Baz and I stop at the open door to her office. She’s on her mobile phone, pacing in front of the Mage’s desk—her desk, now. She’s wearing an oversized Beatles T-shirt and leggings. The Mage would be appalled.
“Or perhaps!” she half shouts. “I’ll hire the new humanities teacher and pay her out of the football budget … Oh, I think you’ll find that I can!”
She spots us and stops pacing, acknowledging us with her free hand.
“Peter, I have to go … No, I have to go … I am going to hire her … Yes, because I want to, but also because it’s the right thing to do…” Professor Bunce looks so much like Penelope. Older, of course. With madder hair.
“Peter, I’m hanging up now … I’m hanging up.”
She hangs up, and leans back against her desk with a long sigh. “Well, boys, should I be worried?”
“Worried?” I ask.
“The pair of you don’t just show up to say hello, do you? Are you being chased by werewolves? I assume they’ve already eaten my daughter. Magic forbid she return my texts.”
“Nothing’s wrong,” Baz says. “Hello, Headmistress.”
“Hello, Baz.” She smiles at him, like she’s decided to give him an inch.

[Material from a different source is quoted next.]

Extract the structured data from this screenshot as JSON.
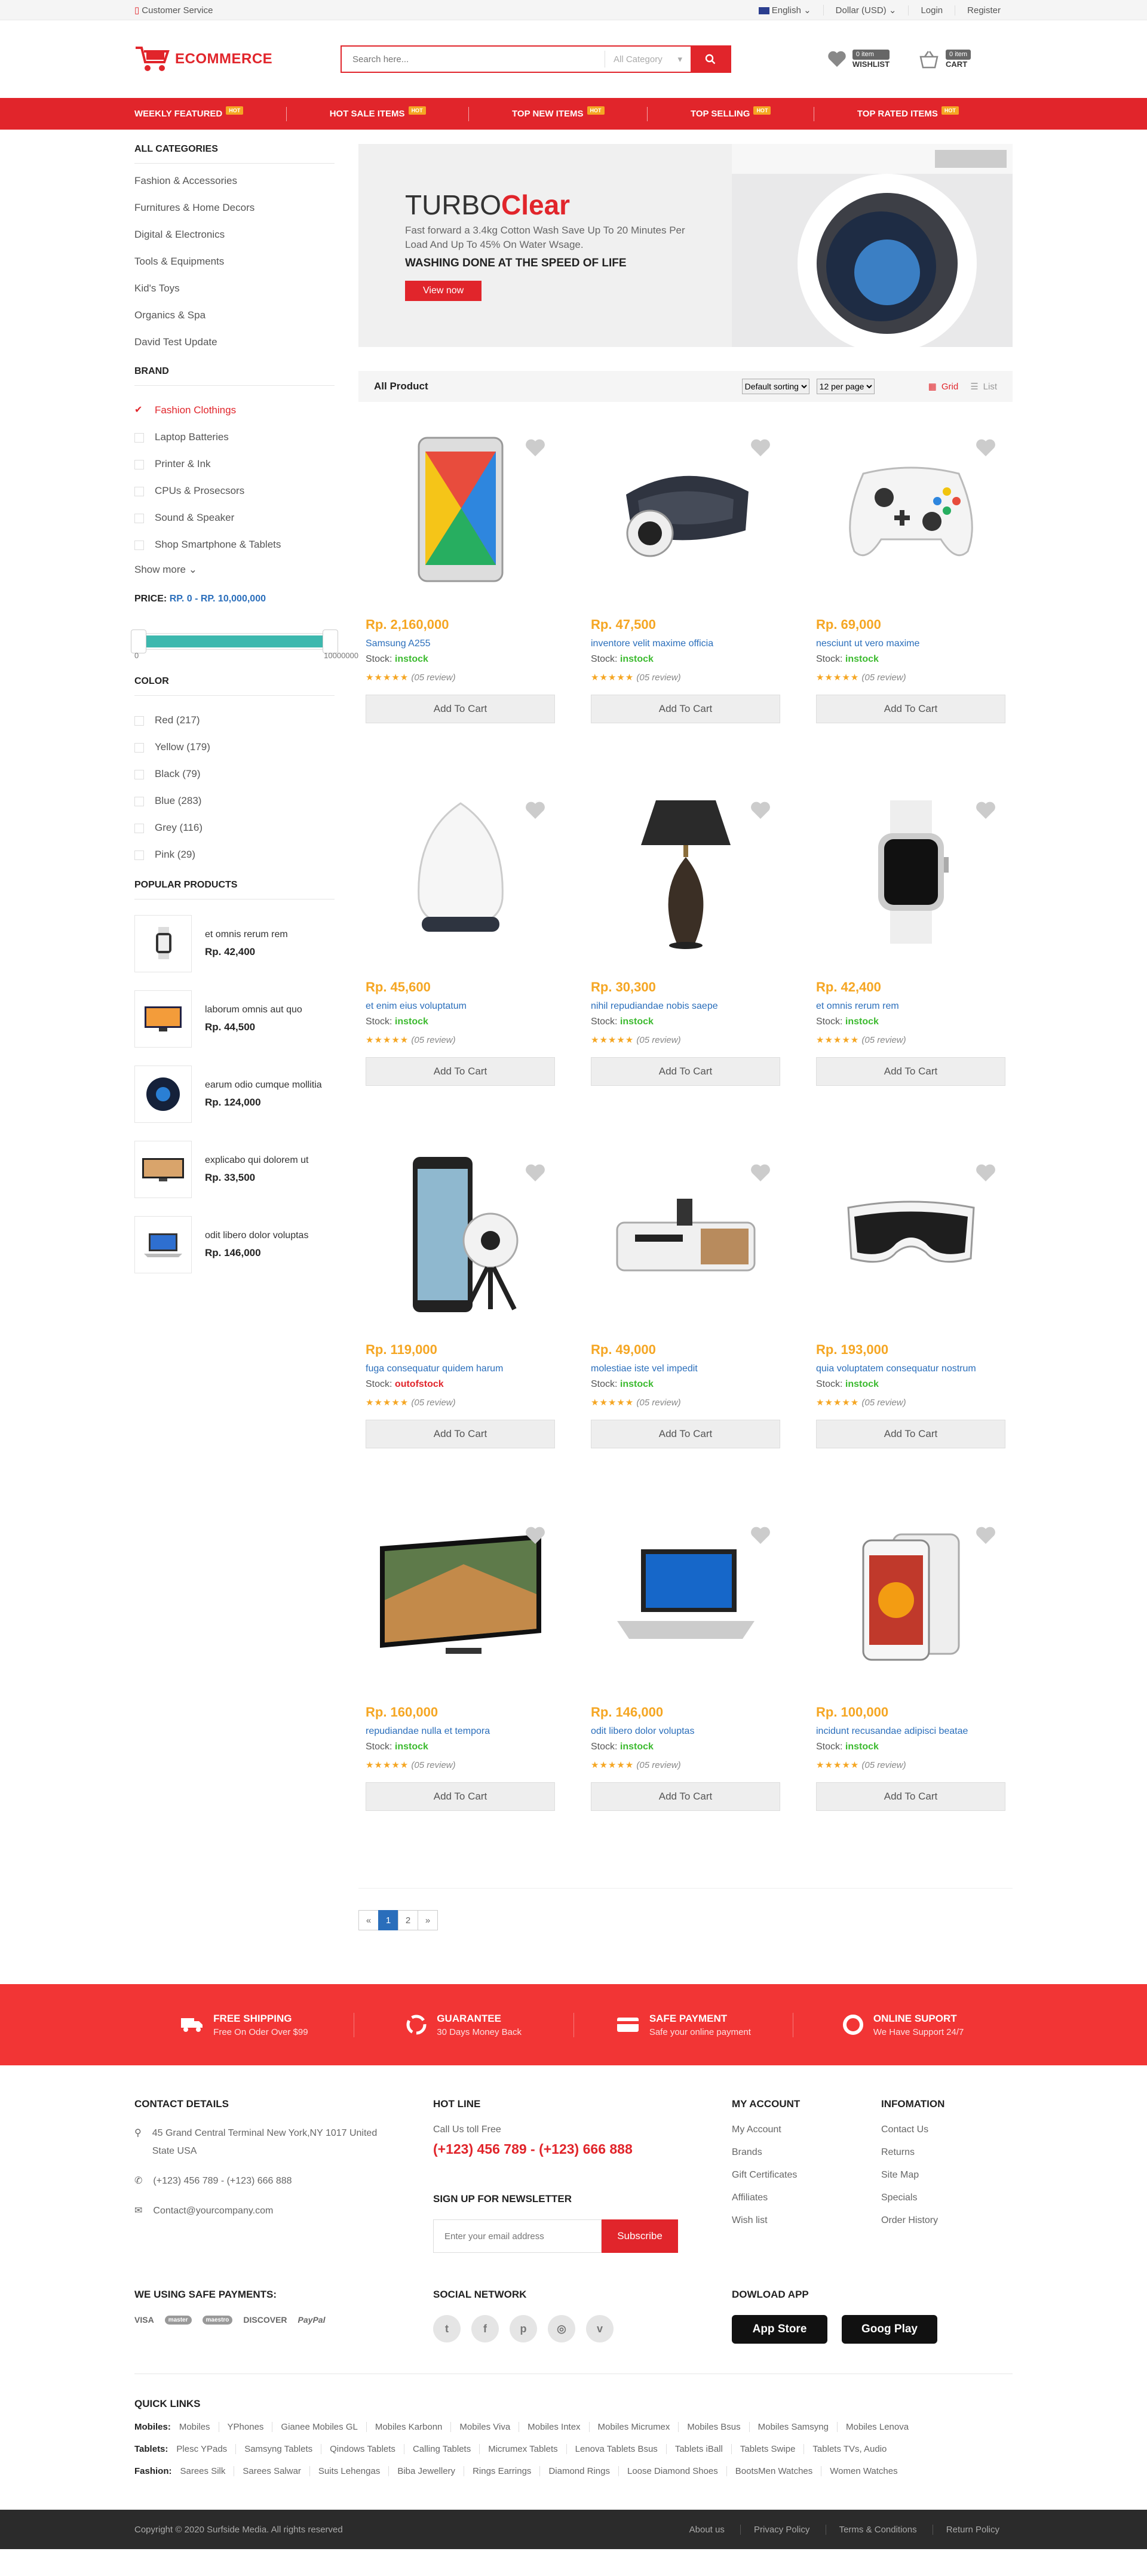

Are they friends now? When did that happen? “Here,” she says, “sit down. I don’t have anything to offer you. Cook Pritchard has the day off and I don’t even know where the kettle is. I’m living off a box of Jaffa Cakes I found in the cupboard. Probably been here since your mum was in charge.”
She moves behind her desk, and Baz and I sit in the two wooden chairs across from her. These chairs weren’t here when the Mage was headmaster.
He didn’t usually have people in his office. He didn’t talk to students much at all.
The entire office looks like it’s got more use since Headmistress Bunce took over. The desk is covered in folders and papers. She’s got a big mug of pens, and photos of her family. And the shelves behind her are even more packed with books than they were before.
“Where is Penelope?” she asks. “Is she still angry with me?”
No. She’s still angry with me. “She’s in London,” I say. “She didn’t feel like coming.”
“Hmm.” She scratches the back of her head. “Still angry with me, then.”
“We’re here because we were hoping we could use the library,” Baz says.
“Of course you can. It’s open to all magicians. What are you looking for?”
“My stepmother has taken an interest in one of the new Chosen Ones,” he says. (We’ve already decided to be up front with Professor Bunce; she might know something useful.) “Smith Smith-Richards.”
Professor Bunce rolls her eyes. “Smith-Richards.”
“You’ve heard of him?” Baz asks.
“Unfortunately, yes.”
“Do you know him?”
“I assume I know what you know—that he says he’s the Chosen One and is promising magickal upgrades.”
I lean forward, and my chair creaks. “You don’t believe him?”
“Do I believe that there are six new Chosen Ones here to solve all our problems? In a word—no. In two words—hell, no.” She frowns at me. “No offence, Simon.”